Annually, smoking is responsible for approximately 8 million premature deaths. These figures highlight the urgent need for effective measures to combat this epidemic. The World Health Organization (WHO) and the Institute for Health Metrics and Evaluation (IHME) provide critical data on the mortality rates associated with tobacco use, emphasizing the gravity of the situation. According to the latest WHO estimates as of November 2023, over 8 million people die each year due to tobacco use, with more than 7 million of these deaths directly linked to smoking. Additionally, around 1.3 million nonsmokers die from exposure to second-hand smoke. The IHME's Global Burden of Disease study further supports these findings, estimating that 8.7 million deaths annually can be attributed to tobacco use, including 7.7 million from smoking and 1.3 million from second-hand smoke exposure, alongside an additional 56,000 deaths from chewing tobacco.
The impact of smoking on mortality is disproportionately higher among men, who account for 71% of premature deaths due to smoking. This disparity underscores the need for targeted interventions that address the specific risks and behaviors associated with smoking among different demographics.
Understanding the vast death toll from tobacco use requires a comprehensive approach that encompasses all forms of tobacco consumption, including smoking and chewing tobacco. The data indicate that the vast majority of tobacco-related deaths are due to smoking, with figures from the IHME suggesting that smoking-related deaths constitute more than 99.9% of all tobacco-use deaths. This emphasizes the critical importance of focusing public health efforts on reducing smoking rates to mitigate the overall impact of tobacco on global health.
The interactive charts and studies provided by organizations like the WHO and IHME offer valuable insights into the global and regional dynamics of smoking-related health issues. These resources allow for a detailed examination of smoking trends and their health consequences, facilitating evidence-based policy-making and public health strategies aimed at reducing smoking prevalence and its associated health burden.
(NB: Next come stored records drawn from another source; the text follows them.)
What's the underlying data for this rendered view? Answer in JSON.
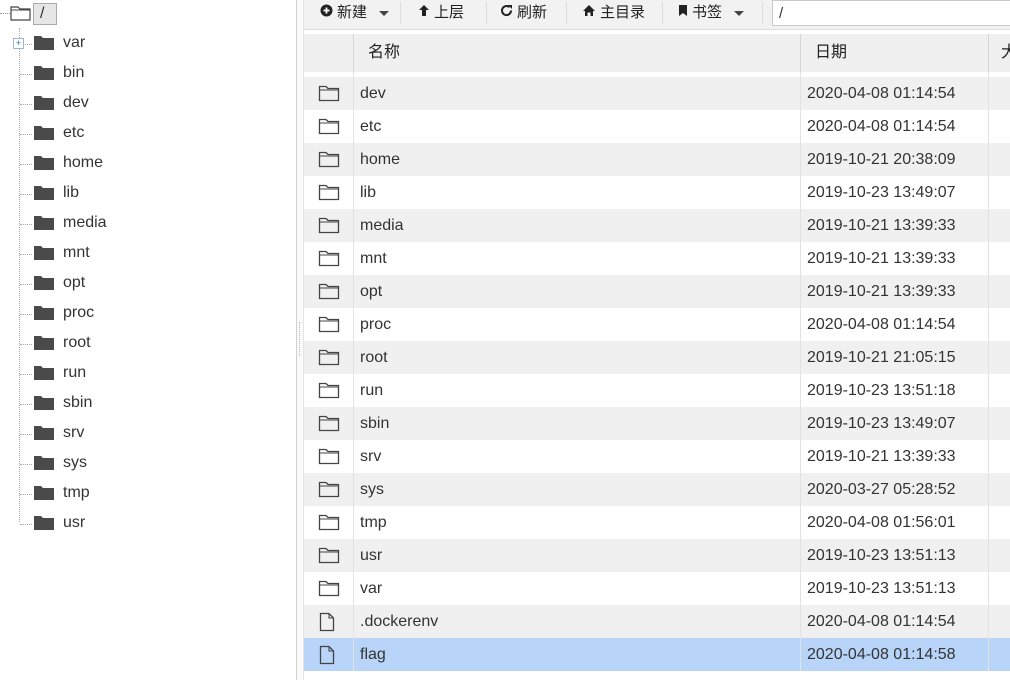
{
  "tree": {
    "root_label": "/",
    "items": [
      {
        "label": "var",
        "expandable": true
      },
      {
        "label": "bin"
      },
      {
        "label": "dev"
      },
      {
        "label": "etc"
      },
      {
        "label": "home"
      },
      {
        "label": "lib"
      },
      {
        "label": "media"
      },
      {
        "label": "mnt"
      },
      {
        "label": "opt"
      },
      {
        "label": "proc"
      },
      {
        "label": "root"
      },
      {
        "label": "run"
      },
      {
        "label": "sbin"
      },
      {
        "label": "srv"
      },
      {
        "label": "sys"
      },
      {
        "label": "tmp"
      },
      {
        "label": "usr"
      }
    ]
  },
  "toolbar": {
    "new_label": "新建",
    "up_label": "上层",
    "refresh_label": "刷新",
    "home_label": "主目录",
    "bookmark_label": "书签",
    "path_value": "/"
  },
  "grid": {
    "columns": {
      "name": "名称",
      "date": "日期",
      "size": "大"
    },
    "rows": [
      {
        "type": "folder",
        "name": "dev",
        "date": "2020-04-08 01:14:54"
      },
      {
        "type": "folder",
        "name": "etc",
        "date": "2020-04-08 01:14:54"
      },
      {
        "type": "folder",
        "name": "home",
        "date": "2019-10-21 20:38:09"
      },
      {
        "type": "folder",
        "name": "lib",
        "date": "2019-10-23 13:49:07"
      },
      {
        "type": "folder",
        "name": "media",
        "date": "2019-10-21 13:39:33"
      },
      {
        "type": "folder",
        "name": "mnt",
        "date": "2019-10-21 13:39:33"
      },
      {
        "type": "folder",
        "name": "opt",
        "date": "2019-10-21 13:39:33"
      },
      {
        "type": "folder",
        "name": "proc",
        "date": "2020-04-08 01:14:54"
      },
      {
        "type": "folder",
        "name": "root",
        "date": "2019-10-21 21:05:15"
      },
      {
        "type": "folder",
        "name": "run",
        "date": "2019-10-23 13:51:18"
      },
      {
        "type": "folder",
        "name": "sbin",
        "date": "2019-10-23 13:49:07"
      },
      {
        "type": "folder",
        "name": "srv",
        "date": "2019-10-21 13:39:33"
      },
      {
        "type": "folder",
        "name": "sys",
        "date": "2020-03-27 05:28:52"
      },
      {
        "type": "folder",
        "name": "tmp",
        "date": "2020-04-08 01:56:01"
      },
      {
        "type": "folder",
        "name": "usr",
        "date": "2019-10-23 13:51:13"
      },
      {
        "type": "folder",
        "name": "var",
        "date": "2019-10-23 13:51:13"
      },
      {
        "type": "file",
        "name": ".dockerenv",
        "date": "2020-04-08 01:14:54"
      },
      {
        "type": "file",
        "name": "flag",
        "date": "2020-04-08 01:14:58",
        "selected": true
      }
    ]
  },
  "colors": {
    "selected_row": "#b8d5f9",
    "alt_row": "#f0f0f0",
    "toolbar_bg": "#f2f2f2"
  }
}
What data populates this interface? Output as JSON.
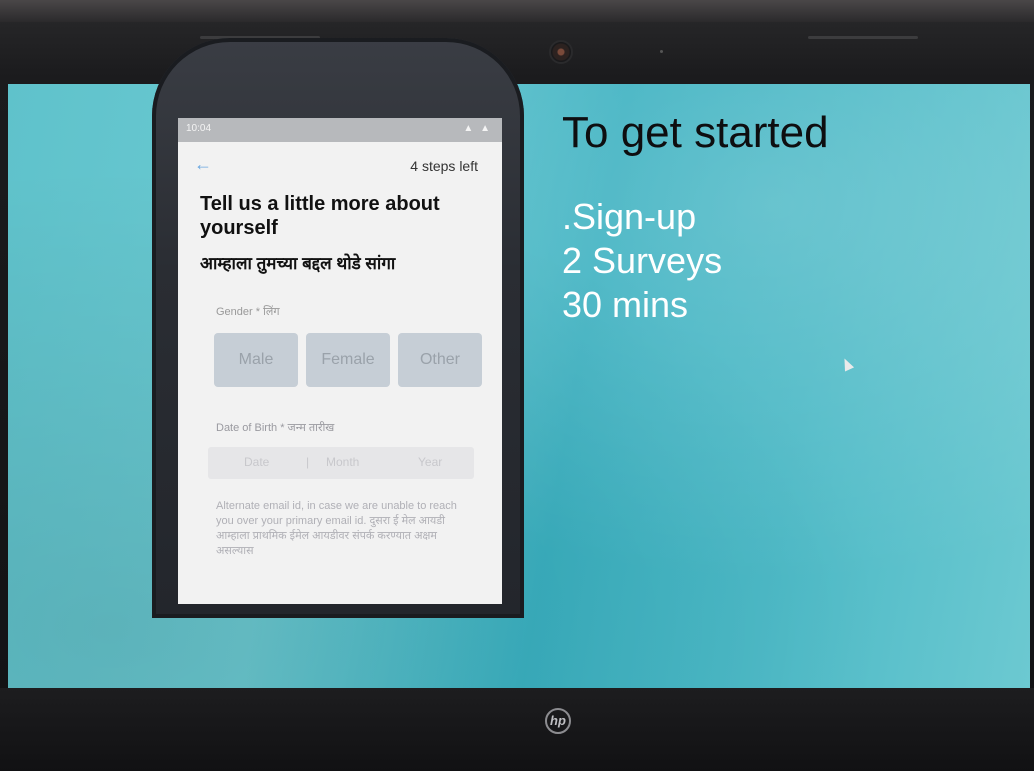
{
  "slide": {
    "headline": "To get started",
    "bullets": [
      ".Sign-up",
      "2 Surveys",
      "30 mins"
    ]
  },
  "phone": {
    "status_time": "10:04",
    "status_icons": "▲ ▲",
    "back_icon": "back-arrow-icon",
    "steps_left": "4 steps left",
    "title": "Tell us a little more about yourself",
    "subtitle": "आम्हाला तुमच्या बद्दल थोडे सांगा",
    "gender_label": "Gender * लिंग",
    "gender_options": [
      "Male",
      "Female",
      "Other"
    ],
    "dob_label": "Date of Birth * जन्म तारीख",
    "dob_fields": [
      "Date",
      "Month",
      "Year"
    ],
    "alt_email": "Alternate email id, in case we are unable to reach you over your primary email id. दुसरा ई मेल आयडी आम्हाला प्राथमिक ईमेल आयडीवर संपर्क करण्यात अक्षम असल्यास"
  },
  "device": {
    "brand": "hp"
  }
}
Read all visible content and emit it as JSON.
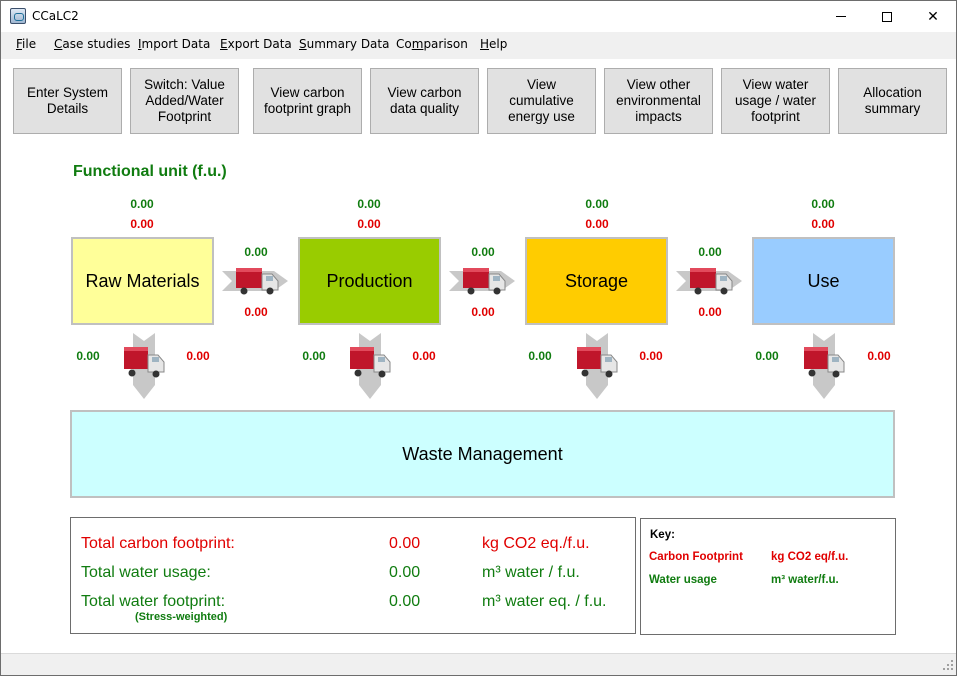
{
  "window": {
    "title": "CCaLC2",
    "controls": {
      "minimize": "minimize",
      "maximize": "maximize",
      "close": "close"
    }
  },
  "menu": [
    {
      "label": "File",
      "accel": "F",
      "rest": "ile"
    },
    {
      "label": "Case studies",
      "accel": "C",
      "rest": "ase studies"
    },
    {
      "label": "Import Data",
      "accel": "I",
      "rest": "mport Data"
    },
    {
      "label": "Export Data",
      "accel": "E",
      "rest": "xport Data"
    },
    {
      "label": "Summary Data",
      "accel": "S",
      "rest": "ummary Data"
    },
    {
      "label": "Comparison",
      "pre": "Co",
      "accel": "m",
      "rest": "parison"
    },
    {
      "label": "Help",
      "accel": "H",
      "rest": "elp"
    }
  ],
  "toolbar": [
    {
      "label": "Enter System\nDetails"
    },
    {
      "label": "Switch: Value\nAdded/Water\nFootprint"
    },
    {
      "label": "View carbon\nfootprint graph"
    },
    {
      "label": "View carbon\ndata quality"
    },
    {
      "label": "View\ncumulative\nenergy use"
    },
    {
      "label": "View other\nenvironmental\nimpacts"
    },
    {
      "label": "View water\nusage / water\nfootprint"
    },
    {
      "label": "Allocation\nsummary"
    }
  ],
  "functional_unit_label": "Functional unit (f.u.)",
  "stages": [
    {
      "name": "Raw Materials",
      "color": "#ffff99",
      "water": "0.00",
      "carbon": "0.00"
    },
    {
      "name": "Production",
      "color": "#99cc00",
      "water": "0.00",
      "carbon": "0.00"
    },
    {
      "name": "Storage",
      "color": "#ffcc00",
      "water": "0.00",
      "carbon": "0.00"
    },
    {
      "name": "Use",
      "color": "#99ccff",
      "water": "0.00",
      "carbon": "0.00"
    }
  ],
  "transport_between": [
    {
      "water": "0.00",
      "carbon": "0.00"
    },
    {
      "water": "0.00",
      "carbon": "0.00"
    },
    {
      "water": "0.00",
      "carbon": "0.00"
    }
  ],
  "transport_to_waste": [
    {
      "water": "0.00",
      "carbon": "0.00"
    },
    {
      "water": "0.00",
      "carbon": "0.00"
    },
    {
      "water": "0.00",
      "carbon": "0.00"
    },
    {
      "water": "0.00",
      "carbon": "0.00"
    }
  ],
  "waste_management": {
    "label": "Waste Management",
    "color": "#ccffff"
  },
  "totals": {
    "carbon": {
      "label": "Total carbon footprint:",
      "value": "0.00",
      "unit": "kg CO2 eq./f.u."
    },
    "water_usage": {
      "label": "Total water usage:",
      "value": "0.00",
      "unit": "m³ water / f.u."
    },
    "water_footprint": {
      "label": "Total water footprint:",
      "sublabel": "(Stress-weighted)",
      "value": "0.00",
      "unit": "m³ water eq. / f.u."
    }
  },
  "key": {
    "title": "Key:",
    "carbon": {
      "label": "Carbon Footprint",
      "unit": "kg CO2 eq/f.u."
    },
    "water": {
      "label": "Water usage",
      "unit": "m³ water/f.u."
    }
  },
  "colors": {
    "carbon": "#e00000",
    "water": "#107c10"
  }
}
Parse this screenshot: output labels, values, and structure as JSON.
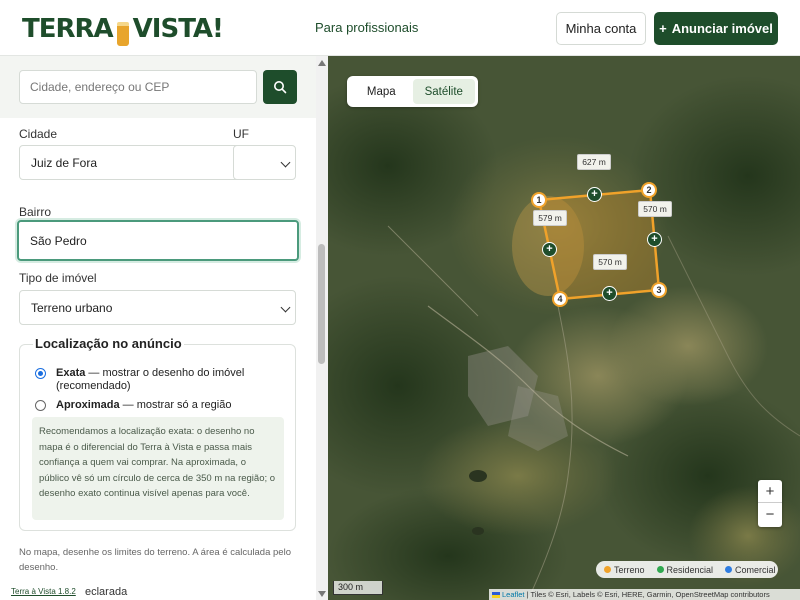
{
  "brand": {
    "left": "TERRA",
    "right": "VISTA!"
  },
  "header": {
    "nav_link": "Para profissionais",
    "account_label": "Minha conta",
    "announce_label": "Anunciar imóvel",
    "announce_plus": "+"
  },
  "search": {
    "placeholder": "Cidade, endereço ou CEP",
    "value": ""
  },
  "form": {
    "city_label": "Cidade",
    "city_value": "Juiz de Fora",
    "uf_label": "UF",
    "uf_value": "",
    "district_label": "Bairro",
    "district_value": "São Pedro",
    "type_label": "Tipo de imóvel",
    "type_value": "Terreno urbano",
    "location_legend": "Localização no anúncio",
    "exact_title": "Exata",
    "exact_desc": "— mostrar o desenho do imóvel",
    "exact_desc2": "(recomendado)",
    "approx_title": "Aproximada",
    "approx_desc": "— mostrar só a região",
    "note": "Recomendamos a localização exata: o desenho no mapa é o diferencial do Terra à Vista e passa mais confiança a quem vai comprar. Na aproximada, o público vê só um círculo de cerca de 350 m na região; o desenho exato continua visível apenas para você.",
    "draw_hint": "No mapa, desenhe os limites do terreno. A área é calculada pelo desenho.",
    "trailing_text": "eclarada"
  },
  "version": "Terra à Vista 1.8.2",
  "map": {
    "tabs": [
      {
        "label": "Mapa",
        "active": false
      },
      {
        "label": "Satélite",
        "active": true
      }
    ],
    "polygon": {
      "vertex_labels": [
        "1",
        "2",
        "3",
        "4"
      ],
      "edge_lengths": [
        "627 m",
        "570 m",
        "570 m",
        "579 m"
      ],
      "stroke_color": "#f0a22a"
    },
    "zoom_in": "+",
    "zoom_out": "−",
    "legend": [
      {
        "label": "Terreno",
        "color": "#f0a22a"
      },
      {
        "label": "Residencial",
        "color": "#2fa84f"
      },
      {
        "label": "Comercial",
        "color": "#2f7de1"
      }
    ],
    "scale_label": "300 m",
    "attribution_leaflet": "Leaflet",
    "attribution_rest": "| Tiles © Esri, Labels © Esri, HERE, Garmin, OpenStreetMap contributors"
  },
  "colors": {
    "brand_green": "#1e4d2b",
    "focus_border": "#4b9a7c",
    "radio_blue": "#1a6ee0"
  }
}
Efforts to combat smoking must take into account the various factors that contribute to its prevalence, including societal norms, economic factors, and the addictive nature of nicotine. Public health campaigns, legislative measures, and support programs for those trying to quit smoking are essential components of a comprehensive strategy to address this issue.
Furthermore, research into the health effects of smoking and the mechanisms by which it contributes to diseases such as cancer, heart disease, and respiratory illnesses is crucial for developing effective treatments and prevention strategies. By understanding the full scope of smoking's impact on health, researchers and policymakers can better target interventions to reduce smoking rates and improve public health outcomes.
In conclusion, the global health crisis posed by tobacco smoking is a multifaceted issue that requires concerted efforts from governments, public health organizations, and communities worldwide. The declining trend in smoking rates offers hope, but the continued high prevalence of smoking-related deaths underscores the need for ongoing action. Through research, public health initiatives, and policy interventions, it is possible to further reduce smoking rates and alleviate the tremendous health burden it imposes on societies around the globe.